There could have been no surer way to fix Ravi’s interest on the topic under discussion. He now leaned forward and stared in fascination at the unfolding events, watching the flames leap up and engulf the figure lying upon the pyre.
“No, really, doesn’t it hurt? But he’s not crying. I cried when I put my hand near the diya”. This was about two weeks ago, when an inquisitive hand had too closely approached the ceremonial lamps I had lit for Diwali.
This time the “shushing” came from all the other adults in the room, I tried to quell further inquiry with a meaningful glance, but Ravi was intent elsewhere.
Jeev jumped in with an involved explanation, to try flooding as a method of curbing curious minds.
“God wants people to be happy and well. So when they are unhappy or tired, or unwell or old...he calls them to him, that's called"dying. "When people 'die' their real selves go to God and only leave a shell behind. That shell has to be burnt so the real self can stay with God, it is an empty shell with no person inside to feel anything,” he said rapidly and firmly.

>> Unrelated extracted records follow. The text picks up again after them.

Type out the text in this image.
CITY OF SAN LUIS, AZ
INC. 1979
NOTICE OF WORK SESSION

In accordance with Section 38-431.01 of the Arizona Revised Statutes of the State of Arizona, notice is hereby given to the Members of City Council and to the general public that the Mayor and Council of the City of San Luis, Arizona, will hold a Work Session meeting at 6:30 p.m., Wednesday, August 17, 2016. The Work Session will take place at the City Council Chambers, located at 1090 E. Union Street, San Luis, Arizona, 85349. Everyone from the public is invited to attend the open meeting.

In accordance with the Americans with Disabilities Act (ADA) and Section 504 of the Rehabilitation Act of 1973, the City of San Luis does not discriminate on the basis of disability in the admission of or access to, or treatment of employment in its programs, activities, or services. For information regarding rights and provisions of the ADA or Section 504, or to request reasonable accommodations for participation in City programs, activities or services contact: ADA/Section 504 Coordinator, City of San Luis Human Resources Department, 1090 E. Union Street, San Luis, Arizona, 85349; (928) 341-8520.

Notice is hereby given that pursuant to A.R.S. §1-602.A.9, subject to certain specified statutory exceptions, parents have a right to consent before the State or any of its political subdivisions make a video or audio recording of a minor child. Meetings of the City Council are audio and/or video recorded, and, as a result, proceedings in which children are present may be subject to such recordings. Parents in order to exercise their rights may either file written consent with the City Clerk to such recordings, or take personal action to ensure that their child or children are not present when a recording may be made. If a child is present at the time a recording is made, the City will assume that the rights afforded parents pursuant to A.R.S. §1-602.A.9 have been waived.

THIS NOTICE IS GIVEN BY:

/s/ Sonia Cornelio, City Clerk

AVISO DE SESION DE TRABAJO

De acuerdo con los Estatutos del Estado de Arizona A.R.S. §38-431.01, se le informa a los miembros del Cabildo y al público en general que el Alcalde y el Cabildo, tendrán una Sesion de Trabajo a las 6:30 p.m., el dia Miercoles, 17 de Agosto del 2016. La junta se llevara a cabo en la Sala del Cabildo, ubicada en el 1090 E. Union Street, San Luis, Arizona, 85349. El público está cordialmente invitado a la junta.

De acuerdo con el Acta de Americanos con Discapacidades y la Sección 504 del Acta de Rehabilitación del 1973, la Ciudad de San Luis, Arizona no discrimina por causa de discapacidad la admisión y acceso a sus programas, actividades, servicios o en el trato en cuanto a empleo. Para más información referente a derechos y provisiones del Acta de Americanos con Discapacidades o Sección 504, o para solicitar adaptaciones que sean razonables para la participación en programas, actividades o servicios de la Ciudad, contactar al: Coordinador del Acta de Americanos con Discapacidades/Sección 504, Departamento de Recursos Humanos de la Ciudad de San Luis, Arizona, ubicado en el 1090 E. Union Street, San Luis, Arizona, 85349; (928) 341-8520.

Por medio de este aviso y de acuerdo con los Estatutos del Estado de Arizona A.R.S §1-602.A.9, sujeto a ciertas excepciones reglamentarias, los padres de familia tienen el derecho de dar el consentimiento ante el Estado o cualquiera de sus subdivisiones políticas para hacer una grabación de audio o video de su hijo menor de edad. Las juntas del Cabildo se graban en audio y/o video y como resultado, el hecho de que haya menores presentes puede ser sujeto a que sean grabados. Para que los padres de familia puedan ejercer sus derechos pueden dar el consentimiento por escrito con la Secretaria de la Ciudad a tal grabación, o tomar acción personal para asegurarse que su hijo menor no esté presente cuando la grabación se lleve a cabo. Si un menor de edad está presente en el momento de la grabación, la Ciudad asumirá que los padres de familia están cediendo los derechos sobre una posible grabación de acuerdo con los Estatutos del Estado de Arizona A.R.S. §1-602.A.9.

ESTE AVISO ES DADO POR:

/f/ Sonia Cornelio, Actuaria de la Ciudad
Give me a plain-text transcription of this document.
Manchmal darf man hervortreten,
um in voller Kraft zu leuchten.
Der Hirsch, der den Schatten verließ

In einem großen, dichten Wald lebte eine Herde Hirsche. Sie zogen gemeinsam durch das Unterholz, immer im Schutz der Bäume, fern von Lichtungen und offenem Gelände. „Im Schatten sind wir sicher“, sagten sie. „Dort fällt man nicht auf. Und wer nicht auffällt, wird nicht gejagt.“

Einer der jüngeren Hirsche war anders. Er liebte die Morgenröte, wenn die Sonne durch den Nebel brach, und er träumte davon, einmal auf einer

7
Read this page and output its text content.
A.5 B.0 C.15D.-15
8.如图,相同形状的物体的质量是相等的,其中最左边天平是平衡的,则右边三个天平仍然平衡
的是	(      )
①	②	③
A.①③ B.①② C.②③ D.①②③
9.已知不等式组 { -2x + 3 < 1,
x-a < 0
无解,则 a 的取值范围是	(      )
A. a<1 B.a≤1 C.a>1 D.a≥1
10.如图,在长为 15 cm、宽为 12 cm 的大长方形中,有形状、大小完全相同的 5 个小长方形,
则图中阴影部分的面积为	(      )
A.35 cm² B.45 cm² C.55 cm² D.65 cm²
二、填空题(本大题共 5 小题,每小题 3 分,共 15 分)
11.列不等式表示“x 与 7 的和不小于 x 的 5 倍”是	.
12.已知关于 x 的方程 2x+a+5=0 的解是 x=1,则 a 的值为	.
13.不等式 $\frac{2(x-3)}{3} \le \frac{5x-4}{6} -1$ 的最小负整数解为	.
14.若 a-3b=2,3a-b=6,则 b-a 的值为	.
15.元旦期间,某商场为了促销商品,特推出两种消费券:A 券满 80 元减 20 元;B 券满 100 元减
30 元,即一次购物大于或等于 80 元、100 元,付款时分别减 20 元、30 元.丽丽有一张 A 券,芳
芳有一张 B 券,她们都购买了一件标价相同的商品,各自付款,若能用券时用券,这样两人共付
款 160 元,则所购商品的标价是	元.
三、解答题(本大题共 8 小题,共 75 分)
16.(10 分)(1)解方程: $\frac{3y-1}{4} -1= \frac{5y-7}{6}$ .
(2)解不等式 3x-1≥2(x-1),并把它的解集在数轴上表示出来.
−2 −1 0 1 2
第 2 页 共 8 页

“Sort of like peas and their shells?” he insinuated, fortuitous glance having fallen on the carton of vegetable discards besides me. I recognised this gambit as an attempt to keep the conversation going. This was a way to lull the elders into making some rash statement or qualification which could be trotted out as justification for some future dubious conduct... Jeev was less experienced and having started the answer, it became a matter of pride to explain it clearly to his “intelligent” son.
“ No, not exactly, the physical body becomes unnecessary when the soul travels to God....”
Sunil as yet a stranger to the travails of parenthood, had less patience with the inquisition, and his concentration was being disturbed. Feeling that brute force was occasionally better than cunning, he picked up Ravi bodily and was carrying him from the room. Presumably to deposit him back in the front yard, where his attention should soon be diverted.
As Ravi was being carried out I could hear the upraised voice, squeakily determined to have the last word.
“But, Dadeeeeee...., when next you go to sleep, how long should I wait before I set fire to your shell?’
Jeev’s horror-struck eyes implored mine for a solution, all ideas of a gentle afternoon siesta shattered by ingenuous child logic.